Bernardo: Isso vai fluir naturalmente. Como a medida provisória 443 não tinha sido aprovada ainda, não tenha dúvida: ninguém (no mercado) fez nada, à espera da aprovação. A tendência é que, agora, ande mais rápido. Com o dólar caindo, os ânimos estão se acalmando. Os lucros dos bancos continuam pornográficos. Tudo indica que isso vai ajudar a acalmar o mercado.

Valor: Segundo levantamento do banco Credit Suisse, cerca de R$ 20 bilhões em investimentos privados já foram suspensos por causa da crise. Isso não preocupa o governo?
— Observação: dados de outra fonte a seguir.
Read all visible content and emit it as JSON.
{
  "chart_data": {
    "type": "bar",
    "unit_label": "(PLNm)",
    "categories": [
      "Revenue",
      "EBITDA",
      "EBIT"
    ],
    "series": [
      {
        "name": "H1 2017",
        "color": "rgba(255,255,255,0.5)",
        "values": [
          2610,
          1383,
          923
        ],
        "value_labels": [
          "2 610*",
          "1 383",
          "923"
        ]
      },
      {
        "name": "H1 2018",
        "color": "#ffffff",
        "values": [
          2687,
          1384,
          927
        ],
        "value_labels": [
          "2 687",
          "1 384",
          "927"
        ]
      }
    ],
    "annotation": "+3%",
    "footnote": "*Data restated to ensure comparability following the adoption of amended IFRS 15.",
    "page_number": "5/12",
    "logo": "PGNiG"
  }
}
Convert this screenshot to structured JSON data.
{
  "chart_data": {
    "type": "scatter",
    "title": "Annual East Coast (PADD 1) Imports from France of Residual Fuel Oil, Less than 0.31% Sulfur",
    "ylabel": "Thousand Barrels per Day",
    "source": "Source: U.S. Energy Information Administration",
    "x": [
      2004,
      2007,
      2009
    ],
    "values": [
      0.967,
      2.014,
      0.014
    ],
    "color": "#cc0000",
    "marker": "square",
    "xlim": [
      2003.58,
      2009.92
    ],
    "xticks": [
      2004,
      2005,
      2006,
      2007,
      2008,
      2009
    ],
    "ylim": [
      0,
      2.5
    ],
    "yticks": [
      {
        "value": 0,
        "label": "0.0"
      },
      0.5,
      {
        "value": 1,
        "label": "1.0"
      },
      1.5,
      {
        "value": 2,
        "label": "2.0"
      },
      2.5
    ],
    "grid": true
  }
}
Bernardo: Se olharmos a programação que havia antes, esse número não é muito grande. Só o investimento da Petrobras passa de mais de R$ 100 bilhões (nos próximos quatro anos). Contando o setor privado, é mais de R$ 300 bilhões. Esses R$ 20 bilhões devem retomar depois. Conversei com as cooperativas agrícolas e alguns líderes do setor no Paraná e eles me informaram que uma boa parte da safra 2008/2009 já estava plantada. Quanto à outra parte os produtores já tinham comprado os insumos. No caso dos retardatários, dos últimos a plantar, faltou um pouco de crédito, mas as medidas que adotamos recentemente resolveram o problema. As cotações dos produtos caíram um pouco, mas não estão ruins. Mesmo que ocorra uma diminuição dos preços das commodities, a verdade é que, antes da crise, todas as análises mostravam que os estoques mundiais estão baixos e que o consumo aumentou. Não sei o que vai acontecer com o consumo, mas os estoques não vão aumentar porque teve crise. Eles vão continuar baixo. No setor de construção civil, há empresas que estão muito bem e outras que compraram terrenos, mas ficaram sem dinheiro para tocar os empreendimentos. A tarefa do governo é identificar quem está nessa situação para ver se o crédito pode resolver isso. No caso do setor de bens duráveis, como os automóveis, por exemplo, onde o crédito parou completamente, com o nível de emprego e de renda que temos aí, o mercado tem tudo para retomar. O mercado de automóveis cresceu 25% em um ano. Não é possível imaginar que vai continuar desse jeito, mas tem condições de se manter bem.